The two lengthy memos are in response to recent CAMPO discussions within the Policy and Resolutions Sub-Committee. Regarding the funding of toll road projects, Toll Road Policy 4, or TR-4, states that CAMPO prefers to spend toll revenues along the corridor from which they are collected. It also requires a supermajority vote if excess funds are to be used on another corridor. Adopted unanimously in October of 2008, Eckhardt’s memo says this was “designed to establish the presumption that … toll revenue would be used for the benefit of the users.”
At the last CAMPO meeting, Judge Sam Biscoe told In Fact Daily there had been extensive debate over whether or not to include TR-4 in the forthcoming Policy and Resolutions for the 2035 plan. Rather than vote on a subcommittee recommendation, he said he decided to bring it before the full executive board.
Eckhardt said the reason she sent the memos out is that she is “hoping to achieve a re-commitment to the principles of TR-4. Even if some members of the policy board feel things need to be tweaked, I’m open to improving it. What I’m bucking against is scrapping the intent of TR-4 entirely.”
The memo takes on three arguments she ascribes to TR-4 critics. Eckhardt describes the first as the “Too Cumbersome” argument: In essence, the public input process of changing one stream of revenue to another corridor would require too much bureaucracy and time. The second is the “The Investors Don’t Like It” argument, which claims critics are worried that requiring CAMPO approval to move revenue will increase costs of borrowing due to “uncertainty and risk.” Saying that TR-4 provides “checks on the creation of a system of toll roads,” she argues that the supermajority would allow revenue streams from profitable toll systems to be routed to other systems.
The third line of criticism Eckhardt takes on is that by linking funding up from 183A, which she says is implicitly included in any future system, to other roads in that toll system, other roads would be pulled out of TR-4’s purview because 183A predates the rule.
Biscoe said he asked committee members to submit arguments for and against TR-4 and share those before the board votes.

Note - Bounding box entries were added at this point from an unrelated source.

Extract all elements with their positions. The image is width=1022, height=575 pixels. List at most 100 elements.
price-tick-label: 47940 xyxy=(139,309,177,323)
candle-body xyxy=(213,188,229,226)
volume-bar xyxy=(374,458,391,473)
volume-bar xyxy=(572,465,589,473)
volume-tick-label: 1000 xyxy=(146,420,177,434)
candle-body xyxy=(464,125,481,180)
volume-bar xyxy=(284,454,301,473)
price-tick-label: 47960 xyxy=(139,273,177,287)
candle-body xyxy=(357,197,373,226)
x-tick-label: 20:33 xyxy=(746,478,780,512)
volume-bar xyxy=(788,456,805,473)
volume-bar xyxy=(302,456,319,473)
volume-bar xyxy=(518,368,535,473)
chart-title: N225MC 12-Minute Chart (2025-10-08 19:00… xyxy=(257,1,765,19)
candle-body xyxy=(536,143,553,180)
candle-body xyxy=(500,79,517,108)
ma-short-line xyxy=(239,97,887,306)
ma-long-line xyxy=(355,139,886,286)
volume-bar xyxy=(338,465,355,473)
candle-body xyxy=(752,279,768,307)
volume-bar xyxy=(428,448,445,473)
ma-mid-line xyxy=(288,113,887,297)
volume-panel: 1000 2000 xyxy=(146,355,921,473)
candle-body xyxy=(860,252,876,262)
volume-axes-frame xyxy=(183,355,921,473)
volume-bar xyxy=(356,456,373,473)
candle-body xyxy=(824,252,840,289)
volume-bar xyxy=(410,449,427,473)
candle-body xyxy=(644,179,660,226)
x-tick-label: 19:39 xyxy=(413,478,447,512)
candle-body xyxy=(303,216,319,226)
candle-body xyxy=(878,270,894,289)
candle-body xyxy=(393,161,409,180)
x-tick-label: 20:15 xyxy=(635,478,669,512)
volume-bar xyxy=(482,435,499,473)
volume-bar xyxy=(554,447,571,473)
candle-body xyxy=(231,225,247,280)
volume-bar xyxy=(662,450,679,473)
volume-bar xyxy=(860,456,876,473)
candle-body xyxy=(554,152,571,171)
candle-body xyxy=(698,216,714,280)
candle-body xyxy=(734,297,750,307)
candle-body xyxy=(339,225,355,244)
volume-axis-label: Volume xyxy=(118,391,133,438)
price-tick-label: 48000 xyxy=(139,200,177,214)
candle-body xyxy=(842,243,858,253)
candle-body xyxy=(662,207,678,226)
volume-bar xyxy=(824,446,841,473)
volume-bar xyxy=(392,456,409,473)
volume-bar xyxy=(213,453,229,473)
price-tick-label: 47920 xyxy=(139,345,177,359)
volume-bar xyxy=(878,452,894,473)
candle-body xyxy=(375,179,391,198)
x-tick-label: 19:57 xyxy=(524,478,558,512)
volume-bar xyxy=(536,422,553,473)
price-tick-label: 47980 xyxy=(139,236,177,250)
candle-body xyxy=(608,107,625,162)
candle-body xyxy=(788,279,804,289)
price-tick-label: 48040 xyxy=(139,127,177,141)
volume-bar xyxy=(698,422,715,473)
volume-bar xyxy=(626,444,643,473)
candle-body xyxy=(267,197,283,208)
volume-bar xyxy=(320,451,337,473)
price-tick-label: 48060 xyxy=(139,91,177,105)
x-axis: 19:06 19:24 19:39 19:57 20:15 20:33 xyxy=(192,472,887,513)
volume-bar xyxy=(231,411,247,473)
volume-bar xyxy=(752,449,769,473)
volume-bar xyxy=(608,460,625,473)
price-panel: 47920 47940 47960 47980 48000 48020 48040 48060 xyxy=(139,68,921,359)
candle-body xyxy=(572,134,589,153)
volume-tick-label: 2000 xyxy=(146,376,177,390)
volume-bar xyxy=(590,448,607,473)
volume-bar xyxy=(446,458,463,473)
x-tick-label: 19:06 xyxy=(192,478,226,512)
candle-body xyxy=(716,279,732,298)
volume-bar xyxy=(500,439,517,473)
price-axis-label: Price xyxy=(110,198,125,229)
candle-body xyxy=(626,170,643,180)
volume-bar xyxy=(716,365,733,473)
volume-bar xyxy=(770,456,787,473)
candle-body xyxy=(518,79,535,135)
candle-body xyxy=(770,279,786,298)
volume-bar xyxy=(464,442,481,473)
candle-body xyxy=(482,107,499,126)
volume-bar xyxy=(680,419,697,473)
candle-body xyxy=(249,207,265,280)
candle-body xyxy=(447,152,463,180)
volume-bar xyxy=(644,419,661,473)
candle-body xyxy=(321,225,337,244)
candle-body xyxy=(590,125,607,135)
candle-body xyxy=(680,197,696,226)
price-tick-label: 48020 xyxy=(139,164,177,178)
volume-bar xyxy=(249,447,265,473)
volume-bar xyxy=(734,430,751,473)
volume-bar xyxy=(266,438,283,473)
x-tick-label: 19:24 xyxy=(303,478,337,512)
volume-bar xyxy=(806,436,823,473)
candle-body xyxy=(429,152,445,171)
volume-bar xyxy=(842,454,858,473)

Biscoe seemed to be persuaded slightly by the “investors don’t like it” rationale, citing CTRMA resistance. Essentially, Biscoe said, connecting the bonding terms for new roads with excess revenue from profitable roads provides less risk for bonding entities and thus lowers the cost to borrow money. However, he added that CTRMA did not provide numbers on what those savings and costs might be. “Difficult and costly is a little more serious than inconvenient,” he said.
Biscoe noted that accepting the consequences of higher borrowing might be possible “if we have good reasons.” He said tying together a system of four projects and using “the surplus money from one to sort of float the other one looks a whole lot better in the marketplace, and it looks a whole lot better to me too.” Currently a supermajority of CAMPO board members is required in order to transfer money from one corridor to another.
TxDOT District Engineer Carlos Lopez, who sits on the board, told In Fact Daily, “I think the elimination of TR-4 would be just fine. Like most forms of taxation you don’t return back to the area from which you taxed an equal amount; you spread it around … By giving the RMA the flexibility to finance other roadways in the area through other roadways, in my opinion that’s not a bad thing.”
The board meets tonight at 6pm in the Convention Center.